Islamabad: Pakistan's top nuclear authority on Saturday rejected claims by atomic scientist Abdul Qadeer Khan that the army and President Pervez Musharraf sent centrifuges to North Korea in 2000.
Lieutenant General Khalid Kidwai, head of the Strategic Planning Division (SPD), told a select group of reporters there was "enough evidence" about the proliferation network that Khan had run from 1987.
Kidwai reiterated that there had been no involvement by the army, Musharraf, SPD or the Inter Services Intelligence spy agency in the transfer of centrifuges to North Korea.
The briefing followed media interviews with Khan in which he made the claim which Kidwai said was damaging the national interest.
"Technically, yes it happened in Musharraf's tenure, but giving an impression that he or the army was aware or supervised it is wrong," Kidwai said. "I would like to categorically say it is absolutely wrong, false."
Network dismantled
He said they had evidence about Khan's network which was dismantled more than four years ago and "we can produce it in camera at any level -court, parliamentary committee, tribunal or any group of people."
Kidwai said a dozen centrifuges - used for enriching uranium - were sent to North Korea by Khan's network in 2000 and one was sent several years earlier.
He said the government got suspicious about Khan's activities around the same time which finally led to his termination as head of the country's main nuclear research laboratory in 2001.
Khan was pardoned by Musharraf in 2004 after making a televised statement admitting to passing nuclear secrets to Iran, North Korea and Libya but has not been allowed out in public.
Forced confession
However, after Musharraf's allies lost general elections in February, Khan retracted his confession and said that it was forced.
The new government has recently relaxed restrictions on Khan, including allowing him to meet friends at a scientific institute and take phone calls, although he remains effectively confined to his house.
Khan said on Friday that Pakistan's army supervised a 2000 shipment of used P-1 centrifuges to North Korea.

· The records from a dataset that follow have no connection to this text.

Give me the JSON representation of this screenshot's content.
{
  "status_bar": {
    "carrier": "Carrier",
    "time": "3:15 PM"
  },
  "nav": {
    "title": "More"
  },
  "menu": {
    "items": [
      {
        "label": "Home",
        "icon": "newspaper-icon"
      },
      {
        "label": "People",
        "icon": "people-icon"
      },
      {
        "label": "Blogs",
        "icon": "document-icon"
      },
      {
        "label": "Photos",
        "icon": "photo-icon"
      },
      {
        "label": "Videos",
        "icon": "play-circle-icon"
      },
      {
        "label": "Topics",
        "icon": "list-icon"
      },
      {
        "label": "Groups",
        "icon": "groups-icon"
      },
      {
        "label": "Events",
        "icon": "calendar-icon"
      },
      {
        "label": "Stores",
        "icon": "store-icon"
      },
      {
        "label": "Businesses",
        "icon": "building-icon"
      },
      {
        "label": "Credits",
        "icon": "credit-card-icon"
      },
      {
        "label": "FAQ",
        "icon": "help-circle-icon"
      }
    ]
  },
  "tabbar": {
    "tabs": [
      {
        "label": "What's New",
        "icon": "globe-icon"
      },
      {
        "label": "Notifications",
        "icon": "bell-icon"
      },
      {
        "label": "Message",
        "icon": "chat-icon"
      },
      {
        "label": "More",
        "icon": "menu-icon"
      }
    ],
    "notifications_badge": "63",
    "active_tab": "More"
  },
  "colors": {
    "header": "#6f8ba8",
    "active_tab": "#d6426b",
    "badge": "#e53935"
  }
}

It must have been sent with the approval of Musharraf, the then-army chief who took power in a 1999 coup, Khan alleged.
"It was a North Korean plane, and the army had complete knowledge about it and the equipment," Khan said of the shipment.
"It must have gone with Musharraf's consent."
The comments caused a stir in Pakistani media, and newspapers played the story prominently on their front pages on Saturday.